What is happening in Chechnya matters and it matters no less so to the world’s club community: Regrettably the global LGBTQ population is no stranger to persecution and it was with the desire to exist in spaces free of maltreatment that many flocked to the bath houses of uptown New York City, forced to remain in the social and economic underclasses of the ‘underground’.

Exclaves like Paradise Garage, The Stonewall, and The Warehouse were the exception rather than the rule forcing most to gather outside the relative safety of institutions.

As house music grew from these spaces it gave people the chance to encounter and accept cultures they knew all too little about. Today it continues to do the same.
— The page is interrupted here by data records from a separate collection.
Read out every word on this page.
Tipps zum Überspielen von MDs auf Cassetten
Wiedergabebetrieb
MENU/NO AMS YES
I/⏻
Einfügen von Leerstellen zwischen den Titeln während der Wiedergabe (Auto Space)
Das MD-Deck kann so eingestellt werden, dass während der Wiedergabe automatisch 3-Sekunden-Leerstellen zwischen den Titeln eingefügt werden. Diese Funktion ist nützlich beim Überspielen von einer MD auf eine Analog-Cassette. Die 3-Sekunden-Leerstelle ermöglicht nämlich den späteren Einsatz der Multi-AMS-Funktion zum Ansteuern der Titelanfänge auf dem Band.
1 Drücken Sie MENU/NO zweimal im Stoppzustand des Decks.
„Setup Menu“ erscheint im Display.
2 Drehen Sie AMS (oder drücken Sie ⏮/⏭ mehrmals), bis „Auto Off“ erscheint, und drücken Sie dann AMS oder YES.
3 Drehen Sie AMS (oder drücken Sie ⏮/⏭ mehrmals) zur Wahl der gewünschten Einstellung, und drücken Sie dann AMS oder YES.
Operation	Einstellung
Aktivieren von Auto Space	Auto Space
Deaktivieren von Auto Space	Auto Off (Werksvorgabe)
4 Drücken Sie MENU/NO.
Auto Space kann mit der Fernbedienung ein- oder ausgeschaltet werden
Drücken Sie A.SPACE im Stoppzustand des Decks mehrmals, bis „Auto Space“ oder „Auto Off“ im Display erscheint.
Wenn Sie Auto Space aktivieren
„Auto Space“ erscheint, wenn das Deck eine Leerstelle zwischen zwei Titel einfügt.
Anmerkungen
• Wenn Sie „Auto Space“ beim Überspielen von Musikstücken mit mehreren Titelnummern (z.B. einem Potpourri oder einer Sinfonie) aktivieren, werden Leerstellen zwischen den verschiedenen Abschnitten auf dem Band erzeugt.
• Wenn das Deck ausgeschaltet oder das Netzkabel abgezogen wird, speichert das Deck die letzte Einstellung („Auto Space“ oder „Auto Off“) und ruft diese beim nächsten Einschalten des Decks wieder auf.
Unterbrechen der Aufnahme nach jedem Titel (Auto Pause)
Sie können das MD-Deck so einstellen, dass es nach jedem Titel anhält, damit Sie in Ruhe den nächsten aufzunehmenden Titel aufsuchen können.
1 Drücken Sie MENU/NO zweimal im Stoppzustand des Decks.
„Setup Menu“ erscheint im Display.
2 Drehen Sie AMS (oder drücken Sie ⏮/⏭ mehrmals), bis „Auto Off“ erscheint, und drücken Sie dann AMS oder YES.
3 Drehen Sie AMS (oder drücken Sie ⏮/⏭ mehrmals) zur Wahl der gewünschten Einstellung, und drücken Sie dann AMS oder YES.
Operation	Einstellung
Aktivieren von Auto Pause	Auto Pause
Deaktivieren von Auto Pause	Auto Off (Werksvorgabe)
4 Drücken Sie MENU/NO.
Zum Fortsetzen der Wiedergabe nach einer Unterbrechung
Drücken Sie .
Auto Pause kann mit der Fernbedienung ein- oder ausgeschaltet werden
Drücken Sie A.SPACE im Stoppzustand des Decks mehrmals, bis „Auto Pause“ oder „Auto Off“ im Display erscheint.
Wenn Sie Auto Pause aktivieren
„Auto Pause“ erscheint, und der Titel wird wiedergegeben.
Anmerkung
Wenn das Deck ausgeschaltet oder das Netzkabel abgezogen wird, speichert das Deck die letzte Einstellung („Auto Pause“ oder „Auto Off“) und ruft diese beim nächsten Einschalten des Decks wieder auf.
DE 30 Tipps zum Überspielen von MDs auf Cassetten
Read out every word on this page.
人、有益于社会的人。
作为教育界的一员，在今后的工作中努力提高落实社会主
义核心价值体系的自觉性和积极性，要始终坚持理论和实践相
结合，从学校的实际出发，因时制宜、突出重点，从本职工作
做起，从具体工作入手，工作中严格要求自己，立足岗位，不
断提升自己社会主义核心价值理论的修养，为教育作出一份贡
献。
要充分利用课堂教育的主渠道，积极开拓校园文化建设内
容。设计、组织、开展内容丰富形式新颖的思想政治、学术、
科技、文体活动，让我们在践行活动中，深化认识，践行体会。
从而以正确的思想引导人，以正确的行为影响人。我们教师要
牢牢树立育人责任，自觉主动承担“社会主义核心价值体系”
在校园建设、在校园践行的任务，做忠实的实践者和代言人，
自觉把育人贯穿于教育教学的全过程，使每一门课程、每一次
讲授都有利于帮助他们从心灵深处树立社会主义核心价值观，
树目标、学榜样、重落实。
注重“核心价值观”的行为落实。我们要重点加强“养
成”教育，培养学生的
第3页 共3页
The House music born from Latino-gay culture became a force capable of uniting people in a space that fostered learning and acceptance.

In return it would become an influence that would allow those on the outside the ability to imagine what life was like for those involved.

House was rough and ready. House was dirty. House was unclean. And while it was able to bring us together it never assimilated us into one homogenous culture standing instead for multiculturalism, acceptance, tolerance, and equality.

We have taken all that is great about House Music Culture (appropriating it as we encountered it for our own purposes) and now members of the gay community, the very same that gave us all that we continue to love about club culture needs us. Club culture stands for the exact opposite of what is happening in Chechnya. It stands for respect. It stands for love. It stands for acceptance of your fellow woman and man.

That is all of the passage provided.